Neuro-Marketing

Erfolgreiche Werbung beginnt im Kopf

Menschen ticken anders, als sie zuweilen selbst von sich glauben. Der Grund dafür ist, dass Emotionen meist eine größere Rolle spielen als die Ratio. So werden nach Ansicht vieler Forscher die meisten Kaufentscheidungen – vor allem im B2C-Bereich – unbewusst getroffen. Oft können die Kunden nicht mal genau beschreiben, warum sie bestimmte Produkte favorisieren und andere nicht. Das Geheimnis erfolgreicher Marken scheint also tiefer zu liegen als nur in der Produktqualität.

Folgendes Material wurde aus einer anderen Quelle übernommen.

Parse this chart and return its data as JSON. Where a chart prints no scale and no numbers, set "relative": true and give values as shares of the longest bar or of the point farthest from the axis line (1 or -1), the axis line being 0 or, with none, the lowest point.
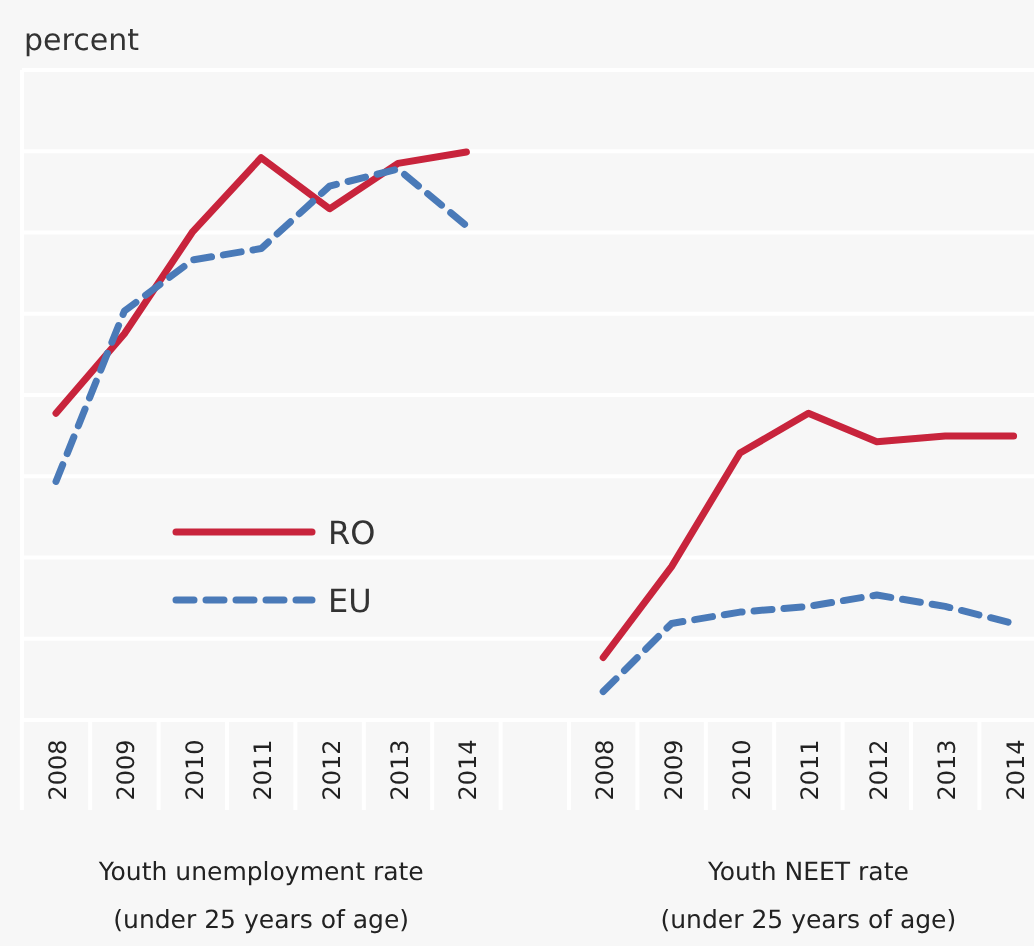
{
  "chart_data": {
    "type": "line",
    "relative": true,
    "ylabel": "percent",
    "categories": [
      "2008",
      "2009",
      "2010",
      "2011",
      "2012",
      "2013",
      "2014",
      null,
      "2008",
      "2009",
      "2010",
      "2011",
      "2012",
      "2013",
      "2014"
    ],
    "series": [
      {
        "name": "RO",
        "color": "#c8243c",
        "line_style": "solid",
        "values": [
          0.54,
          0.68,
          0.86,
          0.99,
          0.9,
          0.98,
          1,
          null,
          0.11,
          0.27,
          0.47,
          0.54,
          0.49,
          0.5,
          0.5
        ]
      },
      {
        "name": "EU",
        "color": "#4a7ab8",
        "line_style": "dashed",
        "values": [
          0.42,
          0.72,
          0.81,
          0.83,
          0.94,
          0.97,
          0.87,
          null,
          0.05,
          0.17,
          0.19,
          0.2,
          0.22,
          0.2,
          0.17
        ]
      }
    ],
    "annotations": [
      "Youth unemployment rate (under 25 years of age)",
      "Youth NEET rate (under 25 years of age)"
    ],
    "grid": true,
    "legend": "left",
    "marker": "none"
  }
}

Schon seit etlichen Jahren werden diverse Analysemethoden zur Optimierung des Online-Marketings genutzt. Auch wenn manche Erkenntnis daraus altbekannt erscheint, tun Entscheider gut daran, die Verhaltensdaten ihrer Zielgruppen in die Planung und Umsetzung ihrer Marketing-Aktivitäten einzubeziehen. So werden anhand von Eye Tracking über die Augen- und Blickbewegungen der User Gestaltungsrichtlinien für Online-Shops entwickelt, und ausgefeilte Webtracking-Tools geben tiefe Einblicke in das Konsumentenverhalten.

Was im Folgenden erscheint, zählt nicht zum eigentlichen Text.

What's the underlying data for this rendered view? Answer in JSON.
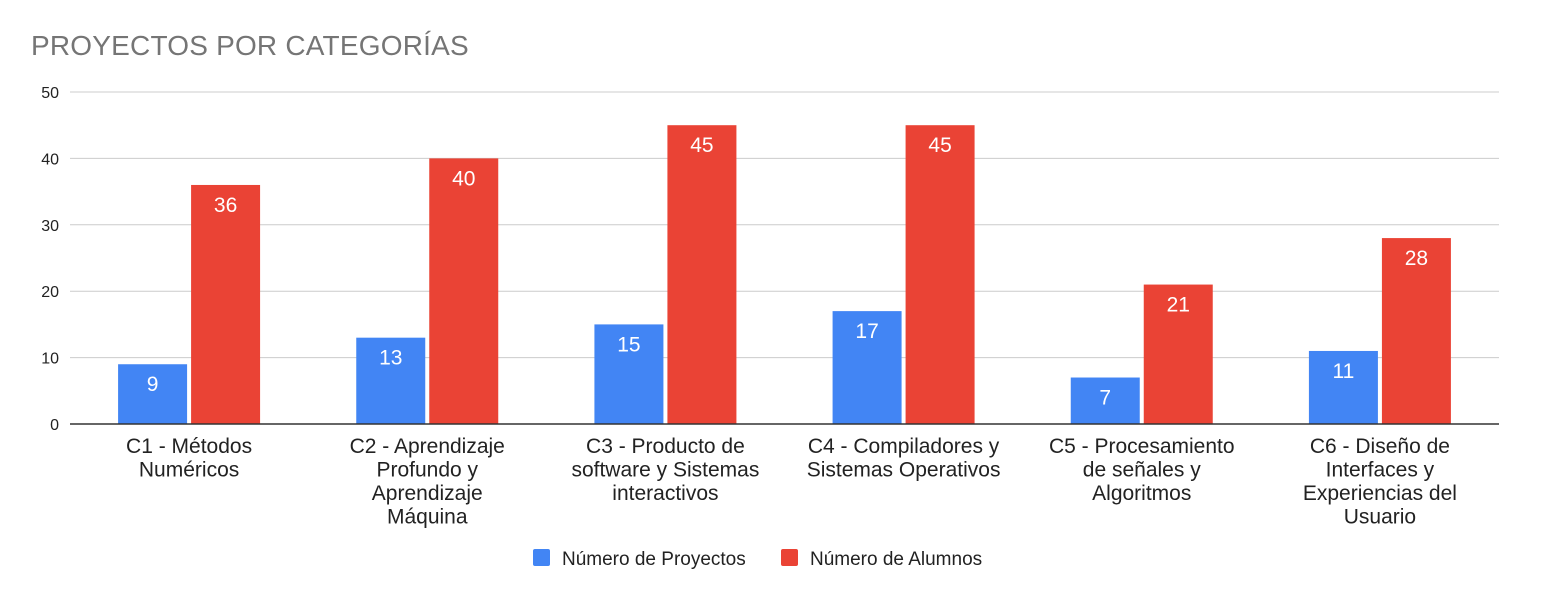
{
  "chart_data": {
    "type": "bar",
    "title": "PROYECTOS POR CATEGORÍAS",
    "xlabel": "",
    "ylabel": "",
    "ylim": [
      0,
      50
    ],
    "yticks": [
      "0",
      "10",
      "20",
      "30",
      "40",
      "50"
    ],
    "grid": true,
    "legend_position": "bottom",
    "categories": [
      [
        "C1 - Métodos",
        "Numéricos"
      ],
      [
        "C2 - Aprendizaje",
        "Profundo y",
        "Aprendizaje",
        "Máquina"
      ],
      [
        "C3 - Producto de",
        "software y Sistemas",
        "interactivos"
      ],
      [
        "C4 - Compiladores y",
        "Sistemas Operativos"
      ],
      [
        "C5 - Procesamiento",
        "de señales y",
        "Algoritmos"
      ],
      [
        "C6 - Diseño de",
        "Interfaces y",
        "Experiencias del",
        "Usuario"
      ]
    ],
    "series": [
      {
        "name": "Número de Proyectos",
        "color": "#4285f4",
        "values": [
          9,
          13,
          15,
          17,
          7,
          11
        ]
      },
      {
        "name": "Número de Alumnos",
        "color": "#ea4335",
        "values": [
          36,
          40,
          45,
          45,
          21,
          28
        ]
      }
    ]
  }
}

Was aber genau sich in den Köpfen der Konsumenten abspielt, wenn sie eine Webseite betrachten, im Online-Shop stöbern oder ein Banner sehen, versuchen Wissenschaftler nunmehr mithilfe von Hirnscannern herauszufinden. Die daraus resultierenden Ergebnisse werden im Neuromarketing dazu benutzt, Verkaufsprozesse so zu optimieren, dass sie direkt im Gehirn – der zentralen Leitstelle für Handeln und Gefühle – gewünschte Effekte erzielen. Ansatzpunkt ist dabei insbesondere das limbische System, in dem u.a. das „Belohnungszentrum“ angesiedelt ist, welches süchtig nach positiver Stimulanz ist.

Bis dato kann Neuromarketing nur ein zusätzlicher Faktor sein, der Einfluss auf die Marketing-Strategie nimmt und die Wichtigkeit von individueller und emotionaler Ansprache unterstreicht. Daten und Fakten haben es im Alleingang schwer, sich gegen Glanz und Gloria zu behaupten. Technische Abbildungen werden deshalb immer häufiger durch Bilder ersetzt, die Menschen und reizvolles Ambiente zeigen. Und viele Shops nutzen inzwischen das Storytelling, um Emotionen zu wecken und vor allem von der weiblichen Kundschaft gerne weitererzählt bzw. empfohlen zu werden.

Wie das von der Tomorrow Focus AG gemeinsam mit der Hamburg Media School Anfang 2014 ins Leben gerufene Neuro Competence Center (NCC) herausfand, erhalten Werbemittel z.B. mehr Aufmerksamkeit, wenn sie auf verschiedenen Endgeräten gezeigt werden. Die Werbung muss dabei nicht variieren, es kann die gleiche Kreation sein – sie sollte nur auf mehreren Medien sichtbar werden. Mit solchen Erkenntnissen kann Neuromarketing auch dazu beitragen, unnötigen Kreations-Aufwand einzusparen und die Prioritäten richtig zu setzen.